USDR experienced a flood of selling at around 11:30 am UTC, driving its price as low as $0.5040 per coin. It recovered slightly, to around $0.53 shortly afterward.
Despite the coin losing nearly 50% of its value, the project’s developers have vowed to provide “solutions” to the problem, saying it was merely a liquidity issue that has temporarily challenged redemptions.
“This is a liquidity issue,” they stated. “The real estate and digital assets backing $USDR still exist and will be used to support redemptions.”
Despite this loss to the treasury, the app’s official website stated on October 11 at 9:57 pm UTC that its assets are still worth more than the entire market cap of the coin.
14.74% of USDR’s collateral consists of Tangible (TNGBL) tokens, which are part of the coin’s native ecosystem.
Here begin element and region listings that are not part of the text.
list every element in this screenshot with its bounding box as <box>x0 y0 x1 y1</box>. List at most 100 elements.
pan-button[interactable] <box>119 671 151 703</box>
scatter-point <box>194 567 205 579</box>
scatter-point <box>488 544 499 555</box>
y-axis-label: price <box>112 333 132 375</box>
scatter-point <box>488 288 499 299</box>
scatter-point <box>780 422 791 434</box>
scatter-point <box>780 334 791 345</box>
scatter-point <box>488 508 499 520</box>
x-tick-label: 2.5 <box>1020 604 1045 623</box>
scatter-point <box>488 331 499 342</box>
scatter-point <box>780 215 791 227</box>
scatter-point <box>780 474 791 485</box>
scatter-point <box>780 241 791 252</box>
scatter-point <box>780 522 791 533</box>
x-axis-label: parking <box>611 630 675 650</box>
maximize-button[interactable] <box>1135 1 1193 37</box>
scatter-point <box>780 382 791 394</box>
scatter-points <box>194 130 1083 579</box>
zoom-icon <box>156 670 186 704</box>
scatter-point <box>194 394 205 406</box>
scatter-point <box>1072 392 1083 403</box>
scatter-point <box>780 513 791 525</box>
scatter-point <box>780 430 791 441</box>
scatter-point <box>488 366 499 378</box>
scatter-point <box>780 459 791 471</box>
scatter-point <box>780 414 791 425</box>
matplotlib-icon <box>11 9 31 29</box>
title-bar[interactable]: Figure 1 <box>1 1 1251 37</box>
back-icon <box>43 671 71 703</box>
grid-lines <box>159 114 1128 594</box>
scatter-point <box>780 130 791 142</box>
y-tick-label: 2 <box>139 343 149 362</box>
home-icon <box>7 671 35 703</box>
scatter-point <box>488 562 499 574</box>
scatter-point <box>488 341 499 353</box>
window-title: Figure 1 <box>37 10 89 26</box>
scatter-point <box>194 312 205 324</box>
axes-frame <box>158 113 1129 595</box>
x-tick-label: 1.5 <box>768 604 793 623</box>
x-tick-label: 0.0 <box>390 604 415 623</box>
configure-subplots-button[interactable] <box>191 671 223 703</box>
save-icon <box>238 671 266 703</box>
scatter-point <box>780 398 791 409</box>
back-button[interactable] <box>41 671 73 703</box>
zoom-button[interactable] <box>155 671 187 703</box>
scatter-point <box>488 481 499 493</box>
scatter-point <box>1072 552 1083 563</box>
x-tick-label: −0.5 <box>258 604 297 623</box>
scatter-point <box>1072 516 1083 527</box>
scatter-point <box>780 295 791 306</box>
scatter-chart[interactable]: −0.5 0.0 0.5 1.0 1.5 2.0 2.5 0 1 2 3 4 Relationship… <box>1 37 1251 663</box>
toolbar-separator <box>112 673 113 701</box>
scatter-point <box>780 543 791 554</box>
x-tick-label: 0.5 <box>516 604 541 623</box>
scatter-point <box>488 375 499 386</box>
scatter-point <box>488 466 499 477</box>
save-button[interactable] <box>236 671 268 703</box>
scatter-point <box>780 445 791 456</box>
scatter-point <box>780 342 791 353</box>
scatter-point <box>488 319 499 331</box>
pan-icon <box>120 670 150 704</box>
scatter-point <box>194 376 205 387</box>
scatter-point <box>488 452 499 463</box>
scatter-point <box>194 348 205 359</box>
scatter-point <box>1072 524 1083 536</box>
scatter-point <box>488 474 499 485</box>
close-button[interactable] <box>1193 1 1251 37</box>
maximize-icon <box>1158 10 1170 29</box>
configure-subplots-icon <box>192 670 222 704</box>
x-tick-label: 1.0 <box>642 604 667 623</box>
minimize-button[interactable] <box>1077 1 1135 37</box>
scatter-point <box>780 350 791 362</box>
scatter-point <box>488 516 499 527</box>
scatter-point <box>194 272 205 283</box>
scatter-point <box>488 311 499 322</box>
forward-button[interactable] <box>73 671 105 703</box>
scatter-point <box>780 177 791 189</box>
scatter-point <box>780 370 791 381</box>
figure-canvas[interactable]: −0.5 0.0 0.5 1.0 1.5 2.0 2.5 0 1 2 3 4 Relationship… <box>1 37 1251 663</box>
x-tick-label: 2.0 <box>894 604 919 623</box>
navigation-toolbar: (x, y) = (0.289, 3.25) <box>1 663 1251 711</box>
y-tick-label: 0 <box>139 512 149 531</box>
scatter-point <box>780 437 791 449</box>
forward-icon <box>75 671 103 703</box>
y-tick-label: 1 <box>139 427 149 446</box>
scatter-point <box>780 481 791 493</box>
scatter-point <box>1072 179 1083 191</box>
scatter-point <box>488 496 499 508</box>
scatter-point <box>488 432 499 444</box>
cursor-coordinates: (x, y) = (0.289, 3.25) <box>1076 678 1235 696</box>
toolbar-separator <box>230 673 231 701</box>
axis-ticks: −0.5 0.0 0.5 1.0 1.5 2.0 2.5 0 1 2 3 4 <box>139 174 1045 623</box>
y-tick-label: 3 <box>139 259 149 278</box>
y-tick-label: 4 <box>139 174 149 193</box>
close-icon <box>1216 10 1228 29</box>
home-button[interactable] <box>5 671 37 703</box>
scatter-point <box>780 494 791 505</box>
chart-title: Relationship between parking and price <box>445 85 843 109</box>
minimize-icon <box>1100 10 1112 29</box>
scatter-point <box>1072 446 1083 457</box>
The team claims that the remaining 85.26% are collateralized by real-world housing and an “insurance fund.”
Related: Insurance, real estate: How asset tokenization is reshaping the status quo
Stablecoins are intended to always be worth $1 on the open market. But they sometimes lose their peg under extreme market conditions.
Circle’s USDC (USDC), the sixth-largest cryptocurrency by market cap as of October 11, fell to $0.885 per coin on March 11 when several banks in the U.S. went bankrupt, but it regained its peg on March 14. Terra’s UST lost its peg in May and never recovered. It is valued at $0.01 per coin as of October 11, according to data from Coinmarketcap.